Terrell advised parents to shred or cut the incorrect cards into small pieces or turn the card in to the county department of social services.
According to the press release, DHHS will send impacted recipients statements of Medicaid services rendered using their ID number, which will help families recognize whether the child's Medicaid ID number has been misused.
The state Office of Information Technology Services is conducting an external review of the processes and procedures that led to the breach.
Dove said the number of Haywood County recipients who were affected by the incident has not yet been released to the county. However, his office has answered about 30 calls from people asking what they need to do when it comes to their child's Medicaid cards.
According to The Mountaineer Facebook page, there were several locals who were confused about the mixup.
The state sent Kristy Kephart a Medicaid card that wasn't meant for her address.
"I called DSS and they told me to tear it up. I shredded it, but it has a lot of personal information on there that people could use if it gets in the wrong hands. Stupid government!" she said on Facebook.
Samantha Dawn Denton, of Clyde also received the wrong Medicaid card.
"I received one and they first told me to tear it up, then called back the next day and told me not to tear it up, to bring it back to them, that Medicaid was wanting all the cards back now if they could get them," she said.
Dove said the preferred method is to turn the incorrect card into the local DSS office so they can determine those who were impacted.
"This is information that was not intended for these recipients and they should not act upon this information. They are advised to immediately destroy the card or turn it into us," he said.
Each impacted Medicaid eligible recipient will be mailed a new Medicaid ID card with a new Medicaid ID number, which is expected to mitigate fraud. Until the new cards are issued, recipients may continue to access medical services by using their NC Health Choice ID number or card.
"In any circumstance where an individual's information may have been released, monitoring is always a good idea. The state has taken precautions by flagging the affected Medicaid ID numbers in the computer system that is used for monitoring and tracking. The state department will receive an alert if an affected card is used.
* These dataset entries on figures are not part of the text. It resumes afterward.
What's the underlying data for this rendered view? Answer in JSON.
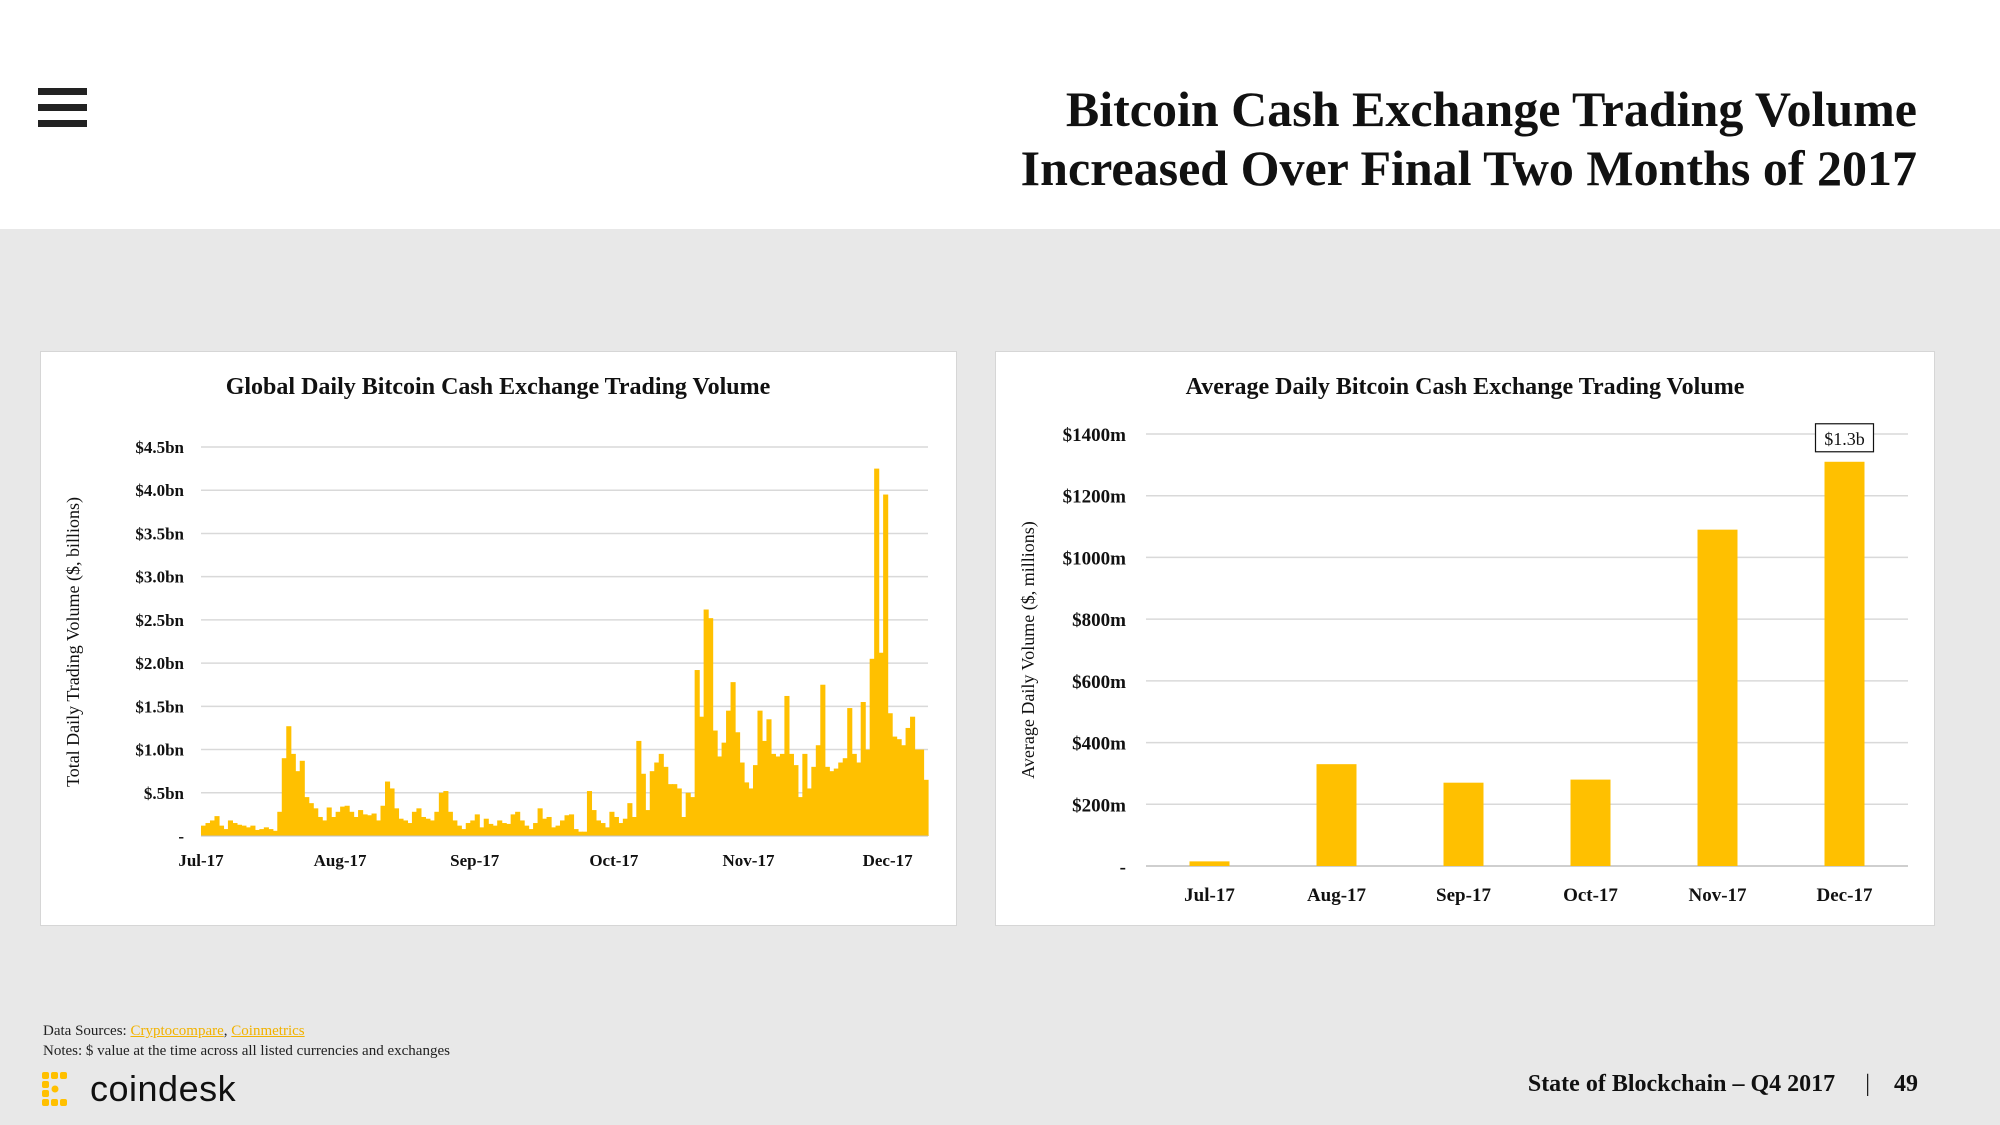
{
  "header": {
    "title_line1": "Bitcoin Cash Exchange Trading Volume",
    "title_line2": "Increased Over Final Two Months of 2017"
  },
  "colors": {
    "bar": "#FFC000",
    "grid": "#d9d9d9",
    "background": "#e8e8e8"
  },
  "chart_data": [
    {
      "type": "bar",
      "title": "Global Daily Bitcoin Cash Exchange Trading Volume",
      "xlabel": "",
      "ylabel": "Total Daily Trading Volume ($, billions)",
      "ylim": [
        0,
        4.5
      ],
      "yticks": [
        {
          "v": 0,
          "label": "-"
        },
        {
          "v": 0.5,
          "label": "$.5bn"
        },
        {
          "v": 1.0,
          "label": "$1.0bn"
        },
        {
          "v": 1.5,
          "label": "$1.5bn"
        },
        {
          "v": 2.0,
          "label": "$2.0bn"
        },
        {
          "v": 2.5,
          "label": "$2.5bn"
        },
        {
          "v": 3.0,
          "label": "$3.0bn"
        },
        {
          "v": 3.5,
          "label": "$3.5bn"
        },
        {
          "v": 4.0,
          "label": "$4.0bn"
        },
        {
          "v": 4.5,
          "label": "$4.5bn"
        }
      ],
      "xticks": [
        {
          "day": 0,
          "label": "Jul-17"
        },
        {
          "day": 31,
          "label": "Aug-17"
        },
        {
          "day": 61,
          "label": "Sep-17"
        },
        {
          "day": 92,
          "label": "Oct-17"
        },
        {
          "day": 122,
          "label": "Nov-17"
        },
        {
          "day": 153,
          "label": "Dec-17"
        }
      ],
      "values": [
        0.12,
        0.15,
        0.18,
        0.23,
        0.12,
        0.08,
        0.18,
        0.15,
        0.13,
        0.12,
        0.1,
        0.12,
        0.07,
        0.08,
        0.1,
        0.08,
        0.06,
        0.28,
        0.9,
        1.27,
        0.95,
        0.75,
        0.87,
        0.45,
        0.38,
        0.32,
        0.22,
        0.18,
        0.33,
        0.22,
        0.28,
        0.34,
        0.35,
        0.28,
        0.22,
        0.3,
        0.25,
        0.24,
        0.26,
        0.18,
        0.35,
        0.63,
        0.55,
        0.32,
        0.2,
        0.18,
        0.15,
        0.28,
        0.32,
        0.22,
        0.2,
        0.18,
        0.28,
        0.5,
        0.52,
        0.28,
        0.18,
        0.12,
        0.08,
        0.15,
        0.18,
        0.25,
        0.1,
        0.2,
        0.14,
        0.12,
        0.18,
        0.15,
        0.14,
        0.25,
        0.28,
        0.18,
        0.12,
        0.08,
        0.15,
        0.32,
        0.2,
        0.22,
        0.1,
        0.12,
        0.18,
        0.24,
        0.25,
        0.08,
        0.05,
        0.05,
        0.52,
        0.3,
        0.18,
        0.15,
        0.1,
        0.28,
        0.22,
        0.15,
        0.2,
        0.38,
        0.22,
        1.1,
        0.72,
        0.3,
        0.75,
        0.85,
        0.95,
        0.8,
        0.6,
        0.6,
        0.55,
        0.22,
        0.5,
        0.45,
        1.92,
        1.38,
        2.62,
        2.52,
        1.22,
        0.92,
        1.08,
        1.45,
        1.78,
        1.2,
        0.85,
        0.62,
        0.55,
        0.82,
        1.45,
        1.1,
        1.35,
        0.95,
        0.92,
        0.95,
        1.62,
        0.95,
        0.82,
        0.45,
        0.95,
        0.55,
        0.8,
        1.05,
        1.75,
        0.8,
        0.75,
        0.78,
        0.85,
        0.9,
        1.48,
        0.95,
        0.85,
        1.55,
        1.0,
        2.05,
        4.25,
        2.12,
        3.95,
        1.42,
        1.15,
        1.12,
        1.05,
        1.25,
        1.38,
        1.0,
        1.0,
        0.65
      ]
    },
    {
      "type": "bar",
      "title": "Average Daily Bitcoin Cash Exchange Trading Volume",
      "xlabel": "",
      "ylabel": "Average Daily Volume ($, millions)",
      "ylim": [
        0,
        1400
      ],
      "yticks": [
        {
          "v": 0,
          "label": "-"
        },
        {
          "v": 200,
          "label": "$200m"
        },
        {
          "v": 400,
          "label": "$400m"
        },
        {
          "v": 600,
          "label": "$600m"
        },
        {
          "v": 800,
          "label": "$800m"
        },
        {
          "v": 1000,
          "label": "$1000m"
        },
        {
          "v": 1200,
          "label": "$1200m"
        },
        {
          "v": 1400,
          "label": "$1400m"
        }
      ],
      "categories": [
        "Jul-17",
        "Aug-17",
        "Sep-17",
        "Oct-17",
        "Nov-17",
        "Dec-17"
      ],
      "values": [
        15,
        330,
        270,
        280,
        1090,
        1310
      ],
      "annotation": {
        "index": 5,
        "text": "$1.3b"
      }
    }
  ],
  "notes": {
    "sources_prefix": "Data Sources: ",
    "source1": "Cryptocompare",
    "source_sep": ", ",
    "source2": "Coinmetrics",
    "note_line": "Notes: $ value at the time across all listed currencies and exchanges"
  },
  "logo": {
    "text": "coindesk"
  },
  "footer": {
    "report": "State of Blockchain – Q4 2017",
    "separator": "|",
    "page": "49"
  }
}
Still, it's always a good idea if your information has gotten out there to make sure that it's not used," he said.
Protecting against fraud
Families whose Medicaid cards were sent to wrong addresses can take steps to guard against possible identity theft and health care fraud, said Attorney General Roy Cooper Tuesday.
Misusing a Medicaid benefit card is a felony, and Cooper's Medicaid Investigative Division has prosecuted people in the past for such crimes.
“Parents of children whose health insurance cards wound up in the wrong hands are understandably concerned,” Cooper said. “Taking a few simple steps can give families peace of mind that their child’s information isn’t being misused.”
Cooper suggests the following for parents and legal guardians of children whose Medicaid cards went to the wrong address:
- Contact the three credit bureaus to see if your child has a credit report. In most cases, children under 18 will not have a credit report. The credit bureaus include Equifax, 1-800-525-6285; Experian, 1-888-397-3742; and TransUnion, 1-800-680-7289.
- If your child has a credit report, request a fraud alert from the credit bureau.
- Freeze your child's credit report if your child has one. A security freeze prevents anyone with personal information from taking out a loan or credit card in his or her name.
- Monitor statements of medical services you receive to make sure someone hasn't used your child's Medicaid number to get medical treatment.